Group Performance Evaluation

  • You will need to evaluate all group projects except the one you work on.

  • You evaluate group performance based on the rubric attached. Four evaluation criteria are considered:

    • Project Content and Organization (8 pts)
    • Presentation Material (Slides) Quality (4 pts)
    • Oral Presentation Skill and Delivery (4 pts)
    • Interactions and Q&A (4 pts)
  • The total points of a project presentation is 20 points.

  • Evaluation sheets will be provided on the presentation day.

  • How do you get the full points for each category? Check the requirements below. Note that for Content and Organization, data analysis and package projects have different requirements.

  • Content and Organization (Data Analysis)

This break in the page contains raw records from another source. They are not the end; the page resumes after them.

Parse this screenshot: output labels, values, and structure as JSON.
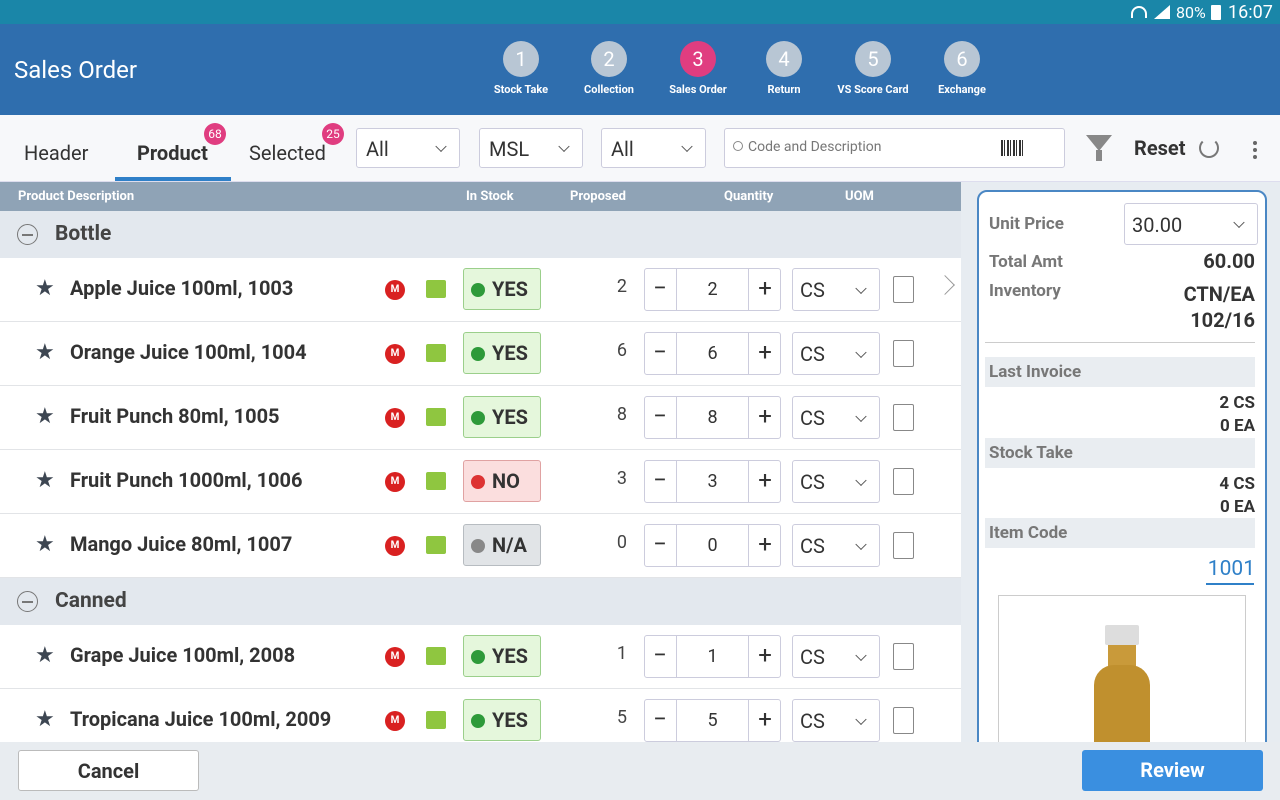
{
  "status_bar": {
    "battery": "80%",
    "time": "16:07"
  },
  "header": {
    "title": "Sales Order",
    "steps": [
      {
        "number": "1",
        "label": "Stock Take",
        "active": false
      },
      {
        "number": "2",
        "label": "Collection",
        "active": false
      },
      {
        "number": "3",
        "label": "Sales Order",
        "active": true
      },
      {
        "number": "4",
        "label": "Return",
        "active": false
      },
      {
        "number": "5",
        "label": "VS Score Card",
        "active": false
      },
      {
        "number": "6",
        "label": "Exchange",
        "active": false
      }
    ]
  },
  "tabs": [
    {
      "label": "Header",
      "active": false
    },
    {
      "label": "Product",
      "badge": "68",
      "active": true
    },
    {
      "label": "Selected",
      "badge": "25",
      "active": false
    }
  ],
  "filters": [
    "All",
    "MSL",
    "All"
  ],
  "search_placeholder": "Code and Description",
  "reset": "Reset",
  "table": {
    "columns": [
      "Product Description",
      "In Stock",
      "Proposed",
      "Quantity",
      "UOM"
    ],
    "groups": [
      {
        "name": "Bottle",
        "rows": [
          {
            "name": "Apple Juice 100ml, 1003",
            "badge": "M",
            "stock": "YES",
            "stock_style": "green",
            "proposed": 2,
            "quantity": 2,
            "uom": "CS"
          },
          {
            "name": "Orange Juice 100ml, 1004",
            "badge": "M",
            "stock": "YES",
            "stock_style": "green",
            "proposed": 6,
            "quantity": 6,
            "uom": "CS"
          },
          {
            "name": "Fruit Punch 80ml, 1005",
            "badge": "M",
            "stock": "YES",
            "stock_style": "green",
            "proposed": 8,
            "quantity": 8,
            "uom": "CS"
          },
          {
            "name": "Fruit Punch 1000ml, 1006",
            "badge": "M",
            "stock": "NO",
            "stock_style": "red",
            "proposed": 3,
            "quantity": 3,
            "uom": "CS"
          },
          {
            "name": "Mango Juice 80ml, 1007",
            "badge": "M",
            "stock": "N/A",
            "stock_style": "gray",
            "proposed": 0,
            "quantity": 0,
            "uom": "CS"
          }
        ]
      },
      {
        "name": "Canned",
        "rows": [
          {
            "name": "Grape Juice 100ml, 2008",
            "badge": "M",
            "stock": "YES",
            "stock_style": "green",
            "proposed": 1,
            "quantity": 1,
            "uom": "CS"
          },
          {
            "name": "Tropicana Juice 100ml, 2009",
            "badge": "M",
            "stock": "YES",
            "stock_style": "green",
            "proposed": 5,
            "quantity": 5,
            "uom": "CS"
          }
        ]
      }
    ]
  },
  "detail": {
    "unit_price_label": "Unit Price",
    "unit_price": "30.00",
    "total_label": "Total Amt",
    "total": "60.00",
    "inventory_label": "Inventory",
    "inventory_unit": "CTN/EA",
    "inventory_value": "102/16",
    "last_invoice_label": "Last Invoice",
    "last_invoice": [
      "2 CS",
      "0 EA"
    ],
    "stock_take_label": "Stock Take",
    "stock_take": [
      "4 CS",
      "0 EA"
    ],
    "item_code_label": "Item Code",
    "item_code": "1001"
  },
  "footer": {
    "cancel": "Cancel",
    "review": "Review"
  }
}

    • Beautiful visualization helps find out relationship of variables and specification of models
    • All questions are answered accurately by the models
    • Discuss how and why the models are chosen
    • Apply sophisticated models and detailed analysis
    • All ideas are presented in logical order
  • Content and Organization (Packages)

    • Show how and why the package greatly helps us do data science
    • Explain how to use the functions in the package by providing concrete real data science applications and examples with data sets
    • Teach audience with understandable examples of how to appropriately read the outputs and/or why the visualizations are informative and useful for understanding data and analysis results
    • Show the package is better in some sense, its code is shorter, it is run faster, its output is more clear, its plot is prettier, etc
    • All ideas are presented in logical order
  • Presentation Material Quality

    • Presentation material show code and output beautifully
    • Presentation material clearly aid the speaker in telling a coherent story
    • All tables and graphics are informative and related to the topic and make it easier to understand
    • Attractive design, layout, and neatness.
  • Oral Presentation Skill

    • Good volume and energy
    • Proper pace and diction
    • Avoidance of distracting gestures
  • Interactions and Q&A

    • Good eye contact with audience
    • Excellent listening skills
    • Answers audience questions with authority and accuracy
  • After you evaluate 6 group project presentations, you rank them from 1st to 6th based on their earned points.

  • No two groups receive the same ranking. If you give two or more groups some points, you still need to give them a different ranking, deciding which teams deserve a higher ranking according to your preference.

Individual Performance Evaluation

  • You choose one single person who you think contributes the most to your group project.

  • You cannot vote for yourself, and you can only vote for one of your teammates.

  • If you don’t vote, you can’t be the best contributor even if you obtain the most votes. The person with the second highest votes wins the best contribution reward.

  • If there is no one single person who gets the most votes, every team member remains the same grade. For example, if your group finish in third place (Bronze), and there is no best contributor, all members receive 91 (See Table 1).